Menschen investieren ihr Vermögen in eine gute Ausbildung, in ein Ehrenamt, in einen Verein in ein Projekt, in eine politische Tätigkeit. Und viele würden sagen: Diese Investition hat sich gelohnt. Ich habe weit mehr zurückbekommen, als ich eingesetzt habe. Doch auch hier gilt: nicht jede Beziehung erbringt das. Nicht jedes Risiko hat sich gelohnt.
Wir investieren in unsere Gottesbeziehung durch Zeit und Aufmerksamkeit für das Gebet, den Gottesdienst, die Betrachtung. Wir investieren durch Spenden in ein immaterielles Gut, nämlich anderen zu helfen.
Das alles erfordert eine gewissenhafte Auswahl. Das alles bringt aber auch die Gefahr des Scheiterns. Es bleibt immer das Risiko, dass mein Investment nicht aufgeht, oder noch nicht aufgeht. Angesichts des bestehenden Risikos lassen sich zwei Fehler beobachten: Der erste Fehler ist eine große Zögerlichkeit. Weil die Auswahl für die Investition so groß ist, kann ich mich nicht entscheiden, wo ich meine Möglichkeiten einbringen möchte. Ich schiebe meine Entscheidungen immer weiter hinaus. Ich habe Angst, dass mein Vermögen verlorengeht, wenn ich mich falsch entscheide. Ich habe Angst vor dem Risiko. Die Folge ist, dass das Vermögen zum toten Kapital wird.
Der andere Fehler ist der Geiz. Er wird nicht zu Unrecht zu den sieben „Wurzelsünden“ (Todsünden) gerechnet. Der Geiz ist die Fähigkeit, sich abzuschotten. Er resultiert nicht selten aus schlechten Erfahrungen. Weil ich einmal in einer Beziehung enttäuscht wurde, suche ich keine neue. Weil ich in einem bestimmten Beruf nicht glücklich geworden bin, will ich keinen anderen mehr lernen. Weil mein Vertrauen missbraucht wurde, bleibe ich von nun allen Menschen gegenüber misstrauisch. Mein Vermögen bleibt so bei mir, aber es bringt auch keine Frucht mehr. Es ist der Schatz, an dem auf Dauer „Motte und Wurm“ fressen.

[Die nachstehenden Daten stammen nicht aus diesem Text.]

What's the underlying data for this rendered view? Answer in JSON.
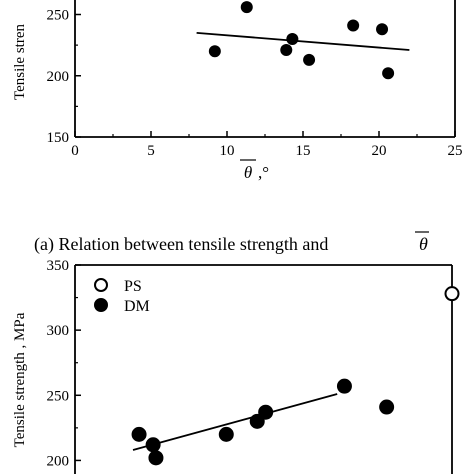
{
  "chart_data": [
    {
      "type": "scatter",
      "caption": "(a) Relation between tensile strength and",
      "caption_symbol": "θ",
      "xlabel": "θ",
      "xlabel_unit": ",°",
      "ylabel": "Tensile stren",
      "xlim": [
        0,
        25
      ],
      "ylim": [
        150,
        270
      ],
      "x_ticks": [
        "0",
        "5",
        "10",
        "15",
        "20",
        "25"
      ],
      "y_ticks": [
        "150",
        "200",
        "250"
      ],
      "series": [
        {
          "marker": "filled-circle",
          "x": [
            9.2,
            11.3,
            13.9,
            14.3,
            15.4,
            18.3,
            20.2,
            20.6
          ],
          "y": [
            220,
            256,
            221,
            230,
            213,
            241,
            238,
            202
          ]
        }
      ],
      "trendline": {
        "x": [
          8,
          22
        ],
        "y": [
          235,
          221
        ]
      }
    },
    {
      "type": "scatter",
      "ylabel": "Tensile strength , MPa",
      "ylim": [
        175,
        350
      ],
      "y_ticks": [
        "200",
        "250",
        "300",
        "350"
      ],
      "legend": [
        {
          "label": "PS",
          "marker": "open-circle"
        },
        {
          "label": "DM",
          "marker": "filled-circle"
        }
      ],
      "series": [
        {
          "name": "DM",
          "marker": "filled-circle",
          "x": [
            0.5,
            1,
            1.1,
            3.6,
            4.7,
            5.0,
            7.8,
            9.3
          ],
          "y": [
            220,
            212,
            202,
            220,
            230,
            237,
            257,
            241
          ]
        },
        {
          "name": "PS",
          "marker": "open-circle",
          "x": [
            14.8
          ],
          "y": [
            328
          ]
        }
      ],
      "trendline": {
        "x": [
          0,
          9
        ],
        "y": [
          208,
          251
        ]
      }
    }
  ]
}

Und es gibt noch etwas drittes. Dies ist nicht direkt ein Fehler, sondern eine Tragik. Ich habe den Eindruck, dass es Menschen gibt, die darunter leiden, dass sie ihr Vermögen nicht einbringen können. Geben zu können macht den Menschen glücklich. Ein Investor ohne Investments wird nicht glücklich. Er verschenkt seine Möglichkeiten. Meine Meinung ist, dass es so viel an „Kapital“ gibt, das ungenutzt bleibt, im geistigen, geistlichen und auch materiellem Sinn.

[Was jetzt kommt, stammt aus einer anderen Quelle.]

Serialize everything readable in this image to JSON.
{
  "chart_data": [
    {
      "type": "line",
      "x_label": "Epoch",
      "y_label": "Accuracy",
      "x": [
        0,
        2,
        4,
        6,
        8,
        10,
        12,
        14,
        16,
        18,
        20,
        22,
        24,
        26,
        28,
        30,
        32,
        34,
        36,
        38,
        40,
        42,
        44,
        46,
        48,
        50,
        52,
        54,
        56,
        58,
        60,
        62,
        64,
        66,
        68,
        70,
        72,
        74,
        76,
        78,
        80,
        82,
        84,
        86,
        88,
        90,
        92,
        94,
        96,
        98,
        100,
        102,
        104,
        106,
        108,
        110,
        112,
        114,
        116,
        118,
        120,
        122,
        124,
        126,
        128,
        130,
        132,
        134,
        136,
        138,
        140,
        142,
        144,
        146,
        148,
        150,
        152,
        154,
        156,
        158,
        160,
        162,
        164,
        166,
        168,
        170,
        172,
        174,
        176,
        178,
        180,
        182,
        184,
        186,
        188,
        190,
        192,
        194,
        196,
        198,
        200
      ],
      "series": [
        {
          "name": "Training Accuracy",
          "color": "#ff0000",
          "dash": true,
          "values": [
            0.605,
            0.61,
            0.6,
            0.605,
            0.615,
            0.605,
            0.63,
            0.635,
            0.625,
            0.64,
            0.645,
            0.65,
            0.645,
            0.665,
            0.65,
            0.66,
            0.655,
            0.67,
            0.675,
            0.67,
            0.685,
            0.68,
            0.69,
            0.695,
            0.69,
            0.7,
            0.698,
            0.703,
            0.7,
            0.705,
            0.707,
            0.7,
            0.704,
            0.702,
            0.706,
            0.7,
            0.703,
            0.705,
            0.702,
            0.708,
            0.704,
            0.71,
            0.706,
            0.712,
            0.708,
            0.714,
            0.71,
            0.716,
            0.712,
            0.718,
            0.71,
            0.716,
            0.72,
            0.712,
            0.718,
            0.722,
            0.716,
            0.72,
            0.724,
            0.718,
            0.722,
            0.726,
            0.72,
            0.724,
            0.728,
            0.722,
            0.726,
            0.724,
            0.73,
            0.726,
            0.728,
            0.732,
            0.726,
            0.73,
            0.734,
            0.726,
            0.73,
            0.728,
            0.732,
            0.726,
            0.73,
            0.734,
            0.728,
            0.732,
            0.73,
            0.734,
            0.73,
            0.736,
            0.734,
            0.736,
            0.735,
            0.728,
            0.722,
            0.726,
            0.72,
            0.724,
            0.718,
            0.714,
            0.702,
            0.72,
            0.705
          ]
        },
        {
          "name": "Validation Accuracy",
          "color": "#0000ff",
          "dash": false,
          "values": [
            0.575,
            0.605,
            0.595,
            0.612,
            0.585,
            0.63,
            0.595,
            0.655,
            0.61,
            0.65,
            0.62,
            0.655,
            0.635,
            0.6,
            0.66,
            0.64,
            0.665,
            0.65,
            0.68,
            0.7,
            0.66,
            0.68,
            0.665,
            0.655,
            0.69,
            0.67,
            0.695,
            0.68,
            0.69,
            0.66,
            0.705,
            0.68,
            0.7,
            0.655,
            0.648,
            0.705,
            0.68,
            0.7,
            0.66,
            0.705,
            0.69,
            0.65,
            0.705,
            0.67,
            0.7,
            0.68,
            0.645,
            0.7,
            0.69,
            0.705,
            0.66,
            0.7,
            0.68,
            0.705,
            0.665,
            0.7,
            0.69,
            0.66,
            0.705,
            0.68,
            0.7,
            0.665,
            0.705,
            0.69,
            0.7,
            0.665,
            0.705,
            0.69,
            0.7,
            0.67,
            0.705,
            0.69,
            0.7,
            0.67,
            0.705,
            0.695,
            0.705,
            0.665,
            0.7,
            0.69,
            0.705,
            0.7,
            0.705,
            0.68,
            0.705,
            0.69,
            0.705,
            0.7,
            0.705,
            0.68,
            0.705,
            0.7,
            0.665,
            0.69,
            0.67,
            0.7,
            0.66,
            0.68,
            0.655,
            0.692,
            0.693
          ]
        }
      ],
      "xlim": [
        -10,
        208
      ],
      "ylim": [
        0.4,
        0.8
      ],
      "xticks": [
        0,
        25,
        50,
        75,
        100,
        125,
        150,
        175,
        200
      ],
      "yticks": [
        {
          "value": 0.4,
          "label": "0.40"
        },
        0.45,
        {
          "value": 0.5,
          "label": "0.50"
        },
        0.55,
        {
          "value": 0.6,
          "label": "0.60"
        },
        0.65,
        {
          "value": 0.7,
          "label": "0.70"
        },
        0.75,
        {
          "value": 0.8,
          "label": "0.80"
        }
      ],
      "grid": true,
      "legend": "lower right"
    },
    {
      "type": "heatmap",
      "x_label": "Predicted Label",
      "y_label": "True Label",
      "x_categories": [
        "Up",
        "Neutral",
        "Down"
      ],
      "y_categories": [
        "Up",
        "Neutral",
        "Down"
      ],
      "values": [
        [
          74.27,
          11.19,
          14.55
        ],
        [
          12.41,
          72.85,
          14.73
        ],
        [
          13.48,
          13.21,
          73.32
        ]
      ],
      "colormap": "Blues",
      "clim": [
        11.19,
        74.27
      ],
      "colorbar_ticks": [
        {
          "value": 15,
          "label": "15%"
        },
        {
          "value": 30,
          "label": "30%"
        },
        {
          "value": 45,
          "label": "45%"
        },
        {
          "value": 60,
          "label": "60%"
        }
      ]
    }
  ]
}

Das Evangelium darf daher als Ermutigung gesehen werden: Ihr seid begabt, ihr seid befähigt, ihr habt Möglichkeiten. Ihr seid im Sinne des Reiches Gottes dazu beauftragt, diese Möglichkeiten einzusetzen, etwas Gutes daraus zu machen. Seid nicht ängstlich. Scheut nicht das Risiko. Investiert. Vertraut darauf, dass das Gute, dass ihr einbringt, auch wieder Gutes hervorbringen wird. Nicht immer, nicht in jedem Fall, nicht bei jeder Gelegenheit. Die erfolgreichen Investoren im Fernsehen wissen das für ihren Bereich sehr gut. Sie streuen ihr Vermögen, lassen ihr Kapital arbeiten. Was für den Bereich des „schnöden Mammons“ gilt, sollte für das Vermögen unseres menschlichen Lebens umso mehr gelten. Gott schenkt uns dieses Leben, damit wir weiter schenken können.